A Riskier Workplace Awaits – Helping Employers Before COVID-19-Related Claims Arise
COVID‑19 and the associated lockdowns may ultimately prove to be as impactful to the U.S. employment landscape as the Great Depression, passage of the Fair Labor Standards Act of 1938, the Civil Rights Act of 1964, September 11, the Financial Crisis, and the #MeToo movement. The most significant long-term changes from COVID-19 for employers will be related to where we work and for whom we work.
In our recent EPLI client webinar, two employment law leaders – Jack McCalmon from the McCalmon Group and Justin Theriault from Jackson Lewis – emphasized the importance of calling employer helplines and accessing loss prevention websites before a claim arises. They also provided broad insights, outlined below, on how the pandemic is changing the workplace and employer risk.
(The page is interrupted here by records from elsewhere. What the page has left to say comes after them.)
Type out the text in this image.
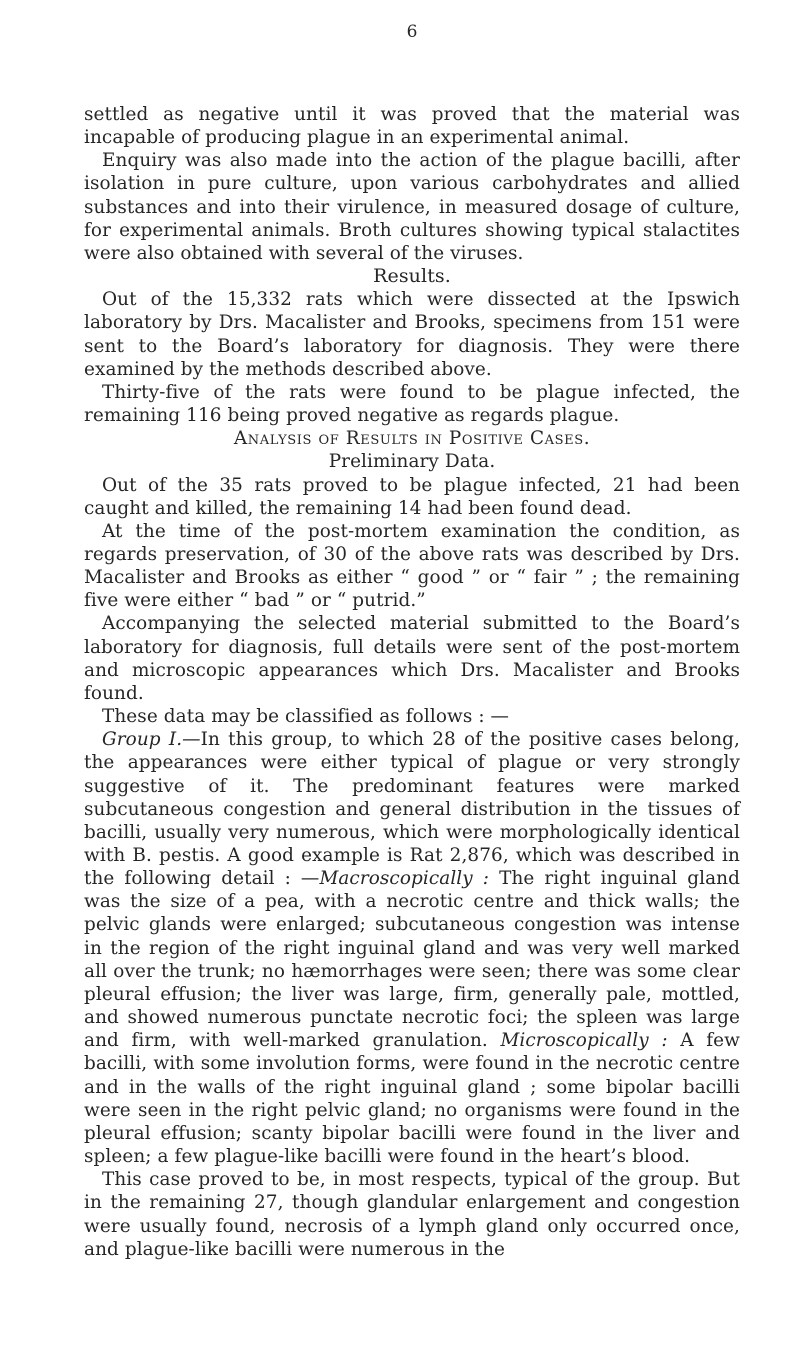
6

settled as negative until it was proved that the material was incapable of producing plague in an experimental animal.

Enquiry was also made into the action of the plague bacilli, after isolation in pure culture, upon various carbohydrates and allied substances and into their virulence, in measured dosage of culture, for experimental animals. Broth cultures showing typical stalactites were also obtained with several of the viruses.

Results.

Out of the 15,332 rats which were dissected at the Ipswich laboratory by Drs. Macalister and Brooks, specimens from 151 were sent to the Board’s laboratory for diagnosis. They were there examined by the methods described above.

Thirty-five of the rats were found to be plague infected, the remaining 116 being proved negative as regards plague.

Analysis of Results in Positive Cases.
Preliminary Data.

Out of the 35 rats proved to be plague infected, 21 had been caught and killed, the remaining 14 had been found dead.

At the time of the post-mortem examination the condition, as regards preservation, of 30 of the above rats was described by Drs. Macalister and Brooks as either “ good ” or “ fair ” ; the remaining five were either “ bad ” or “ putrid.”

Accompanying the selected material submitted to the Board’s laboratory for diagnosis, full details were sent of the post-mortem and microscopic appearances which Drs. Macalister and Brooks found.

These data may be classified as follows : —

Group I.—In this group, to which 28 of the positive cases belong, the appearances were either typical of plague or very strongly suggestive of it. The predominant features were marked subcutaneous congestion and general distribution in the tissues of bacilli, usually very numerous, which were morphologically identical with B. pestis. A good example is Rat 2,876, which was described in the following detail : —Macroscopically : The right inguinal gland was the size of a pea, with a necrotic centre and thick walls; the pelvic glands were enlarged; subcutaneous congestion was intense in the region of the right inguinal gland and was very well marked all over the trunk; no hæmorrhages were seen; there was some clear pleural effusion; the liver was large, firm, generally pale, mottled, and showed numerous punctate necrotic foci; the spleen was large and firm, with well-marked granulation. Microscopically : A few bacilli, with some involution forms, were found in the necrotic centre and in the walls of the right inguinal gland ; some bipolar bacilli were seen in the right pelvic gland; no organisms were found in the pleural effusion; scanty bipolar bacilli were found in the liver and spleen; a few plague-like bacilli were found in the heart’s blood.

This case proved to be, in most respects, typical of the group. But in the remaining 27, though glandular enlargement and congestion were usually found, necrosis of a lymph gland only occurred once, and plague-like bacilli were numerous in the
Shifting Work Expectations
A study by the Harvard Business School found 81% of employees do not want to return to the office full time, and another study indicated 50% of those surveyed would rather quit than return to a physical place of business.1 Salesforce has messaged to employees that it doesn’t matter where or when they work. Even Ford Motor Company has announced that 30,000 employees will continue to work from home. Increasingly, companies are abandoning a physical presence, which frees up more funding for investing in new hires. Not having a physical workspace may prove especially beneficial to small businesses.
“Work Anywhere, Anytime” culture could result in increased employment claims related to work location. Based on a Stanford University study of working parents with young children, 50% more women than men will choose to work from home full-time. Companies need to ensure those who work from home are equally considered for promotions, or risk potential discrimination claims.
For those who return to an office, hygiene is of paramount importance. Changes will need to be made to the workplace and how we work to ensure employee (as well as customer) safety. Consider this recent example: An executive in California came to a meeting though he had COVID‑19. When another employee who had attended the meeting contracted the virus, he complained to HR, only to be told he was no longer a good cultural fit, and then fired. This opened the door for a whistleblower suit, including a claim of retaliation. We expect a continuing increase in whistleblower and retaliation claims, the latter being the number one charge made to the EEOC before COVID‑19.
The main drivers of litigation will be focused on return-to-work accommodations and ADA violations. Companies may find these difficult to defend if employees are already working from home as it will be difficult to prove undue hardship. On the positive side, hostile work environment claims have decreased significantly. These claims are difficult to prove when you are working at your own home.
What’s Next for Employers?
We have not yet reached the apex of employment litigation spawned by COVID‑19. Employers can expect to see an increase in the frequency of claims. Retaliation claims involving return-to-work and whistleblowers will be the big ones. Social movements may contribute to larger awards and punitive damages in some cases. It is yet to be seen whether social inflation will have an impact on Employment Practice Litigation as it has had on Auto liability and Umbrella.
There is still quite a bit of uncertainty regarding how quickly the economy will recover from COVID‑19 and how that will affect claim frequency. Usually a bad economy is linked to more employment litigation, but we just do not know if improving economic conditions will lead to a drop in claims. Right now, that seems unlikely.
Successful employers – those who avoid claims or achieve favorable results when claims arise – will be associated with strong, updated employment policies and procedures. Risk management does lead to better outcomes in all economic conditions. Employer helplines and frequent employee training will go a long way toward reducing losses. These services and educational sessions typically come with an EPLI policy – a good reason to encourage insureds to adopt these options soon.
Hold on tight. We are likely in for a bumpy ride when it comes to employment claims even after the pandemic has ended.